Bring on the Guillotine Chic
As we should, Fashion Week Mom and I typically differ on the type of Hollywood hunk that gets our reels going. She dreams of Dennis Quaid and Sam Shepherd, while I prefer the male cast of Friday Night Lights and even Michael Cera. But there’s one leading man that we both drool for, and that’s Eric Bana.
Ever since Munich, he stole our hearts with his sensitive but masculine stare and not-too-pretty boy looks. So when it came to choosing which movie we would see Sunday afternoon, it was a no-brainer: The Other Boleyn Girl, starring Bana as our King Henry VIII.
Bana makes a fine Hollywood Henry (still much more attractive than we’d imagine the true life king to have been, but gruffer and thicker than the slick Lucky You version of himself); Natalie Portman and Scarlett Johansson do a solid job as the Boleyn sisters; and 21 star Jim Sturgess beautifully plays the tragic role of brother George in a way that reminded us of Christian Bale’s Lawrie in Little Women (one of our biggest on-screen crushes of all time).
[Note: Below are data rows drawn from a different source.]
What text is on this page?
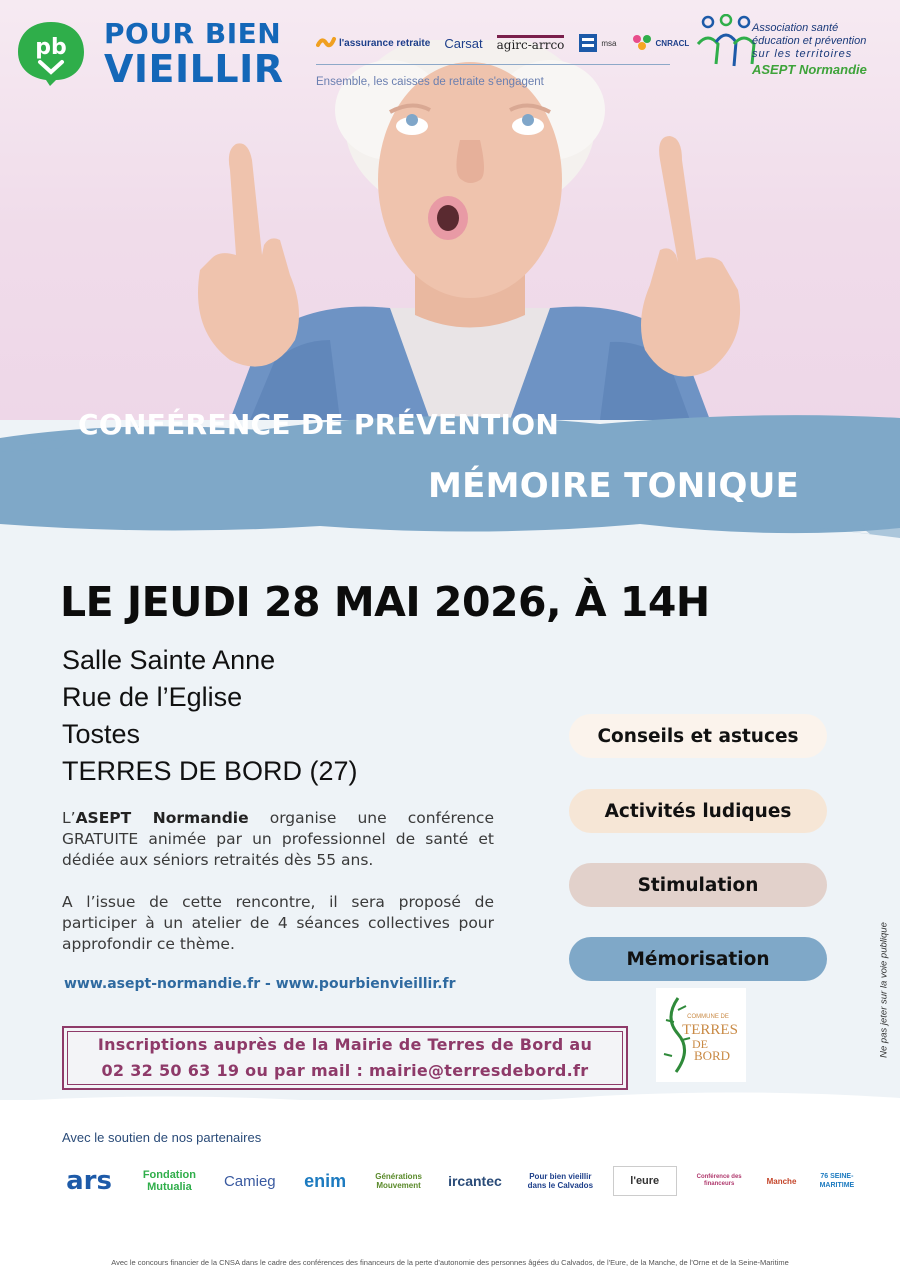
pb POUR BIEN
VIEILLIR
l'assurance retraite Carsat agirc-arrco	msa	CNRACL
Ensemble, les caisses de retraite s'engagent
Association santé
éducation et prévention
sur les territoires
ASEPT Normandie
CONFÉRENCE DE PRÉVENTION
MÉMOIRE TONIQUE
LE JEUDI 28 MAI 2026, À 14H
Salle Sainte Anne
Rue de l’Eglise
Tostes
TERRES DE BORD (27)

L’ASEPT Normandie organise une conférence GRATUITE animée par un professionnel de santé et dédiée aux séniors retraités dès 55 ans.

A l’issue de cette rencontre, il sera proposé de participer à un atelier de 4 séances collectives pour approfondir ce thème.

www.asept-normandie.fr - www.pourbienvieillir.fr
Conseils et astuces
Activités ludiques
Stimulation
Mémorisation
COMMUNE DE
TERRES
DE
BORD	Ne pas jeter sur la voie publique
Inscriptions auprès de la Mairie de Terres de Bord au
02 32 50 63 19 ou par mail : mairie@terresdebord.fr
Avec le soutien de nos partenaires
ars	Fondation Mutualia	Camieg enim	Générations Mouvement	ircantec	Pour bien vieillir dans le Calvados	l'eure	Conférence des financeurs	Manche	76 SEINE-MARITIME
Avec le concours financier de la CNSA dans le cadre des conférences des financeurs de la perte d'autonomie des personnes âgées du Calvados, de l'Eure, de la Manche, de l'Orne et de la Seine-Maritime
Still, none of these performances is the scene-stealer.
That honor is reserved for the breathtaking costumes. Yes, period films frequently boast magnificent wardrobes but there’s something about these designs that seems both ridiculously regal and downright wearable. All by two-time Oscar-winner Sandy Powell, glorious bosom-shackling dresses with matching halo-crowns in rich colors look fresh and powerful, never heavy. And it helps that ultramodern actresses Portman and Johansson never hint at discomfort.
I’d wear a shortened version of the Portman’s blue brocade show-stopper in a second. The jewelry translates even more easily: long, cleavage-grazing strands of gold and gems and delicate earrings. The main attraction in was a pearl necklace with an oversized “B” medallion, worn by Portman. There’s no doubt it would make Flava Flav jealous, too.